Little help for housing
Congress’ four financial rescue packages so far this year have provided funding to businesses large and small, enhanced jobless benefits for the newly unemployed, and offered cash grants to U.S. citizens. Glaringly, however, lawmakers have yet offer help to the nation’s 108 million renters.
“People simply can’t pay, and there’s support and solidarity for a broad policy change,” Scherer, the housing attorney, said.
“When people go back to work, they’re not getting back pay, but they still have back rent.” said Carroll Fife, director of the Oakland office for the Alliance of Californians for Community Empowerment. “In California, the rent was already too high. The governor passing a stay on evictions [now] allows those evictions to happen in June. It doesn’t make sense.”
The group is working with the residents of about 30 buildings in the Oakland area who are withholding rent for May, Fife said.
Many housing advocates support the Rent and Mortgage Cancellation Act, a proposed bill introduced in April by Rep. Ilhan Omar of Minnesota that would suspend rent and mortgage payments. They also say governors have authority to suspend payments under their broad powers to deal with public emergencies.
“The COVID-19 pandemic has affected us economically. This feels like a really special circumstance, when the government has a role to step in and provide relief for the larger public,” Xiu Kang Chen, who lives on New York’s Lower East Side, said via a translator with CAAAV, a community group.
Chen, 69, is a restaurant worker and has been active in his building for the two decades he’s lived there. But he said this was his first time going on rent strike.
A public health issue
While more than half of U.S. states have suspended or delayed evictions, legal experts consider this is a temporary fix.

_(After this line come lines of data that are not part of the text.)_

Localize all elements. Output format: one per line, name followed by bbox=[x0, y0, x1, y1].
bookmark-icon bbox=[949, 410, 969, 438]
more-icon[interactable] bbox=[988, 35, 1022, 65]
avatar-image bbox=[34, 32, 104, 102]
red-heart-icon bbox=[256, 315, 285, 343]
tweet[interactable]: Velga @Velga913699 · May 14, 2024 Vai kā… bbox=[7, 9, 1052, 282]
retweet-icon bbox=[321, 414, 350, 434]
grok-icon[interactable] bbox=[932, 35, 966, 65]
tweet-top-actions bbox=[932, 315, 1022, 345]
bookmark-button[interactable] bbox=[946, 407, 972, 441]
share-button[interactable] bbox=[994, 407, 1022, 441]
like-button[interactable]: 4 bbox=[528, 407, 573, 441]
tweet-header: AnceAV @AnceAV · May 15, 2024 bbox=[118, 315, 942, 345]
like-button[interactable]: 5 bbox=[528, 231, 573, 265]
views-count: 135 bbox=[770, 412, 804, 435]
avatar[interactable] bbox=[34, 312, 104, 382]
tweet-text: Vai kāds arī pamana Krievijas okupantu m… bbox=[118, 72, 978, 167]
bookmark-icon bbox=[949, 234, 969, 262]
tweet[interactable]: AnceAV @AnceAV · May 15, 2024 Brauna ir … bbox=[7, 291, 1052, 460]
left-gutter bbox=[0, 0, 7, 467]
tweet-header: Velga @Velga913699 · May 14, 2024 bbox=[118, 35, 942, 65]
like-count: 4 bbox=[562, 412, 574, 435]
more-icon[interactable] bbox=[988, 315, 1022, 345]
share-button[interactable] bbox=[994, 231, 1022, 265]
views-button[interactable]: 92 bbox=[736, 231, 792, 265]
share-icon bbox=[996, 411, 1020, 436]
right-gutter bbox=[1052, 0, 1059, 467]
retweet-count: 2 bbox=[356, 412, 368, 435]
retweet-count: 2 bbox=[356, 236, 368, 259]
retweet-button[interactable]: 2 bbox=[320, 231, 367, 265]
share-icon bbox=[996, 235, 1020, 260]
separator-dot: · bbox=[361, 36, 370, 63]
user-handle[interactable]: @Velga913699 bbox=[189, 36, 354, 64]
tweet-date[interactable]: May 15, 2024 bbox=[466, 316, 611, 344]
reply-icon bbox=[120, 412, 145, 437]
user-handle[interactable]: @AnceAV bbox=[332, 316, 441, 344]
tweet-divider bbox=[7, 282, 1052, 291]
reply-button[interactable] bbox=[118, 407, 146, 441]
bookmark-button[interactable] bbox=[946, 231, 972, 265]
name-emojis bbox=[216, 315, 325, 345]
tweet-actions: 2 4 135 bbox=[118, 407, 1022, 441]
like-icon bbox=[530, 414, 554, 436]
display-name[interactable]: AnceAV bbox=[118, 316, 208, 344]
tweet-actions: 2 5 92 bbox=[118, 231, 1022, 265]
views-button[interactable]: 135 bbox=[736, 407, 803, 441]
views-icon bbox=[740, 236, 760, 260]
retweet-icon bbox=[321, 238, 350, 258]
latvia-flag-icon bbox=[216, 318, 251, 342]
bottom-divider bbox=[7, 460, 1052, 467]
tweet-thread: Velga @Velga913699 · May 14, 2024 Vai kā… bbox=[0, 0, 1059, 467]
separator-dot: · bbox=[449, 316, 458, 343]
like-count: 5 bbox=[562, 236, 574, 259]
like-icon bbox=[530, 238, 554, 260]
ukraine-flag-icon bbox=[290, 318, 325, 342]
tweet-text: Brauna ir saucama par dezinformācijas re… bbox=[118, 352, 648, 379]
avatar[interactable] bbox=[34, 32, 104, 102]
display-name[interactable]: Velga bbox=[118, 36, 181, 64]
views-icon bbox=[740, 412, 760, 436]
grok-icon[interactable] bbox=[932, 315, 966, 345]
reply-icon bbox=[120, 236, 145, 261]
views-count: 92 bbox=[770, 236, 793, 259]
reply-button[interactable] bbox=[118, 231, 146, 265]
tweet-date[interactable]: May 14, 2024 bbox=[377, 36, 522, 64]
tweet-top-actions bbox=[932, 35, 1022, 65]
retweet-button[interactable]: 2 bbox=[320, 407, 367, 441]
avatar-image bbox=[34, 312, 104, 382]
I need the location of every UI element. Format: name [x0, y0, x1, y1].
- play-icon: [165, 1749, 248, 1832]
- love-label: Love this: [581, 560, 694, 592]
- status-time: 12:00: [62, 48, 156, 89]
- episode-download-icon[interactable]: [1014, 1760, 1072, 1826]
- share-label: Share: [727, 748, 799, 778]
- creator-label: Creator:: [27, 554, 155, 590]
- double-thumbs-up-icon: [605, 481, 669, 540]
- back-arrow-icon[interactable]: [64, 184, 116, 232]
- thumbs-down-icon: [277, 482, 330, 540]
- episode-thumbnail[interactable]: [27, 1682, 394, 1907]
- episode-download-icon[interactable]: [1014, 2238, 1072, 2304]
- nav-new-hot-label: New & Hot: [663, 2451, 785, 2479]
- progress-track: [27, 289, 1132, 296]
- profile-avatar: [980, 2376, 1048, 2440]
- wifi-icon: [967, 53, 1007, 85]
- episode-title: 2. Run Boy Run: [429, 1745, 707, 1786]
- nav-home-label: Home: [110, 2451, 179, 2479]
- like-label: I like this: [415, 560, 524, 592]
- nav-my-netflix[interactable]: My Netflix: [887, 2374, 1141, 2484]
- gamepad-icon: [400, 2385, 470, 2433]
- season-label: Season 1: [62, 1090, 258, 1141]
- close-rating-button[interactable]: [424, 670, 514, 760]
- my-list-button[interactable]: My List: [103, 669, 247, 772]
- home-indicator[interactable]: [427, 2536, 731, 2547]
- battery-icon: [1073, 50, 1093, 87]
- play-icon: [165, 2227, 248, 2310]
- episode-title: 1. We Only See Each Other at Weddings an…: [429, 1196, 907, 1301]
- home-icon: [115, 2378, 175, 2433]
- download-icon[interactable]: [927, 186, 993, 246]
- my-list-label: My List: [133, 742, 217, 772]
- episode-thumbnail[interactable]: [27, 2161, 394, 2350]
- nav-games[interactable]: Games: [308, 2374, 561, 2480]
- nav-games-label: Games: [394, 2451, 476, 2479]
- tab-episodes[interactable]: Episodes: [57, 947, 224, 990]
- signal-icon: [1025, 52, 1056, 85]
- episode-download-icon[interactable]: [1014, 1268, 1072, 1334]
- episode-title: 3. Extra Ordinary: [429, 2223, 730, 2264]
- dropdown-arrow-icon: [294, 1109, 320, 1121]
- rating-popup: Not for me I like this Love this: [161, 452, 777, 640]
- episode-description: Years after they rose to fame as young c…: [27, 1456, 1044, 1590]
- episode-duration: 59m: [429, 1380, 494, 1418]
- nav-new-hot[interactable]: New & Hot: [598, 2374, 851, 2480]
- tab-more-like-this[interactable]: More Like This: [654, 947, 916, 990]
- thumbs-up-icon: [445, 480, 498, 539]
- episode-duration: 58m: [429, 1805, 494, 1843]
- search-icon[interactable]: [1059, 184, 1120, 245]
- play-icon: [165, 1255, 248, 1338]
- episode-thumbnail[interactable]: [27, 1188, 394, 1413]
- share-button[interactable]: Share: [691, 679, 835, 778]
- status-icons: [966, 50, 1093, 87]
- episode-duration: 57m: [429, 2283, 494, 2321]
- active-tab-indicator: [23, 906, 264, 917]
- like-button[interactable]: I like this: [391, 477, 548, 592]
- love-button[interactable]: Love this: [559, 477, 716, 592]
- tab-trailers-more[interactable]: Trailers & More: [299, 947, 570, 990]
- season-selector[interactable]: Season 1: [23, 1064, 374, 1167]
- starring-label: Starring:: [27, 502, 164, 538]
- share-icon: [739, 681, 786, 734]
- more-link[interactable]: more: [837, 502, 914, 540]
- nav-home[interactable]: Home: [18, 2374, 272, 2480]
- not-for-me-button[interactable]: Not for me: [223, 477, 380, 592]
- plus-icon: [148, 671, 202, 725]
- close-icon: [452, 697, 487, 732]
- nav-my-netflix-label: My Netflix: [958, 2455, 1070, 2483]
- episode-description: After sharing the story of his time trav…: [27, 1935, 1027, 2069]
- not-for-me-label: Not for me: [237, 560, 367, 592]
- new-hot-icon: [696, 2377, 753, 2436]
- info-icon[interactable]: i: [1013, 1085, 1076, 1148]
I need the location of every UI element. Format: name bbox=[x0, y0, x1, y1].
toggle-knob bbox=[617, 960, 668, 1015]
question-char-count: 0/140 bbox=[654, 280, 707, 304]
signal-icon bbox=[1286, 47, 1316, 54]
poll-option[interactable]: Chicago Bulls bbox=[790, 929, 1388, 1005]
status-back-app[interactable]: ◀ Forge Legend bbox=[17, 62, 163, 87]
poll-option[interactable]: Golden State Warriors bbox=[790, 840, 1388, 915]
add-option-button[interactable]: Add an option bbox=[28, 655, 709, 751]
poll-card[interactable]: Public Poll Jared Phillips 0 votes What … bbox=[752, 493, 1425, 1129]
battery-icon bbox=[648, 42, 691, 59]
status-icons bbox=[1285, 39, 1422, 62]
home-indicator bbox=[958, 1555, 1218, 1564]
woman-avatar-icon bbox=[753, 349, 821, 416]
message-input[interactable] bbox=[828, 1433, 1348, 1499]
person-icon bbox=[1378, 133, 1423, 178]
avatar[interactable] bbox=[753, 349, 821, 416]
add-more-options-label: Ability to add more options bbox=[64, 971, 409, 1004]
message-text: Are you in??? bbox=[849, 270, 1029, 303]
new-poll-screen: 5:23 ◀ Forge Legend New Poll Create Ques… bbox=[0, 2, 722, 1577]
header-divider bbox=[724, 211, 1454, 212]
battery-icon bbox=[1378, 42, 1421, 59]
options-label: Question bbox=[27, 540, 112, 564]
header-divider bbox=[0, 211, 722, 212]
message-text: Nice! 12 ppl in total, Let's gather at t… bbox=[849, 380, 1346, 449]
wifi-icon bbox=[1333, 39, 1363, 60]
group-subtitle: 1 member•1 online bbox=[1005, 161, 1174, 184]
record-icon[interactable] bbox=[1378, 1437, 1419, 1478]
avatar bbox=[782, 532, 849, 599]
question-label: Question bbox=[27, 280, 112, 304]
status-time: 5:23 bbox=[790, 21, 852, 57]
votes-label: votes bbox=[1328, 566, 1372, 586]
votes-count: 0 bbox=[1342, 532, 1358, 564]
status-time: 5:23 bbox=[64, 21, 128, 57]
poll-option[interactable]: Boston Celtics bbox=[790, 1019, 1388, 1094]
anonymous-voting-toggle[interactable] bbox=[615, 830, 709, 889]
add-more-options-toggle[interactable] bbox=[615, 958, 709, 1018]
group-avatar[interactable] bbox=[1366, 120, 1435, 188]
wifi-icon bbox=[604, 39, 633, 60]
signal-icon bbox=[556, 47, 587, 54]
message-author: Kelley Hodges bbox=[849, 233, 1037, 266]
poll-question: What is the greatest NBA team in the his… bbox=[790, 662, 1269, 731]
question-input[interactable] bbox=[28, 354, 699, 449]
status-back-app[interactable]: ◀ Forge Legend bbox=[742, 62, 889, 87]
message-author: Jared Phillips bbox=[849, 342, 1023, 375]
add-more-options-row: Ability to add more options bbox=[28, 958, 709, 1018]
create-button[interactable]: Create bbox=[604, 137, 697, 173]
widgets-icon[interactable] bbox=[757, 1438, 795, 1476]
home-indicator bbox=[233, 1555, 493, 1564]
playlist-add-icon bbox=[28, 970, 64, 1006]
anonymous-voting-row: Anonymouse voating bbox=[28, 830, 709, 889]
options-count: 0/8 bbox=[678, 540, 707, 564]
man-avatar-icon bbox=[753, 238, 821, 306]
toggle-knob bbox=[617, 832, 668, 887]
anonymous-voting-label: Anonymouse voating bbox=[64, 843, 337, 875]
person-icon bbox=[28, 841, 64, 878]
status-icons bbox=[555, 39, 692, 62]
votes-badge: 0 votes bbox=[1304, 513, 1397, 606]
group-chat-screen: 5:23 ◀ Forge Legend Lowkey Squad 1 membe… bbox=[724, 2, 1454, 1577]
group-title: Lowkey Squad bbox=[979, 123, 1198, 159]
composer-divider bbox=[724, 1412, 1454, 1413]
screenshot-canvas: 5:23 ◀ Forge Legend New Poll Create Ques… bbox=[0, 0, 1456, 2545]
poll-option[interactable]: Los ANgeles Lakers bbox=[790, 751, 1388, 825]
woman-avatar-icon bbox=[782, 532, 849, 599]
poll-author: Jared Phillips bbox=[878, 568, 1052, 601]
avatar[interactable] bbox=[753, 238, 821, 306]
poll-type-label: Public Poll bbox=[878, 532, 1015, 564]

“None of these moratoriums relieve a tenant of the obligation to pay rent,” said Emily Benfer, a professor at Columbia University Law School who has been tracking state actions around evictions. Some freezes on eviction filings, such as in Alabama and Oklahoma, expired this week, while many more are set to expire by mid-May.
“They really were stopgap measures,” said Benfer, who studies the impact of housing on public health. Unless states put more money toward housing, including support for renters and people with mortgages, the fallout from the pandemic could haunt them for years, she said.
“Just as the pandemic curve is flattening, we will see the spike of the housing crisis and the health consequences that follow,” Benfer said. “If we don’t intervene now from a housing perspective, we know that the entire community will be affected.”
Indeed, some renters see a strike as a prudent response to a health emergency. Vanessa Del Campo Chacon, a tenant in Minneapolis, told CBS MoneyWatch that all 38 tenants in her Minneapolis building unanimously decided to withhold rent for April and May.
“Most of our community isn’t working right now. That’s why we decided not to pay rent,” she said. “The simple act of being in a health emergency has opened our eyes to the needs we have now and the needs we might have in the future.”
Del Campo Chacon herself ran a childcare service in her house before the pandemic, but doing so now would jeopardize the four family members she lives with.
“It was healthful decision for everybody,” she said, “and it gives us a little bit of hope.”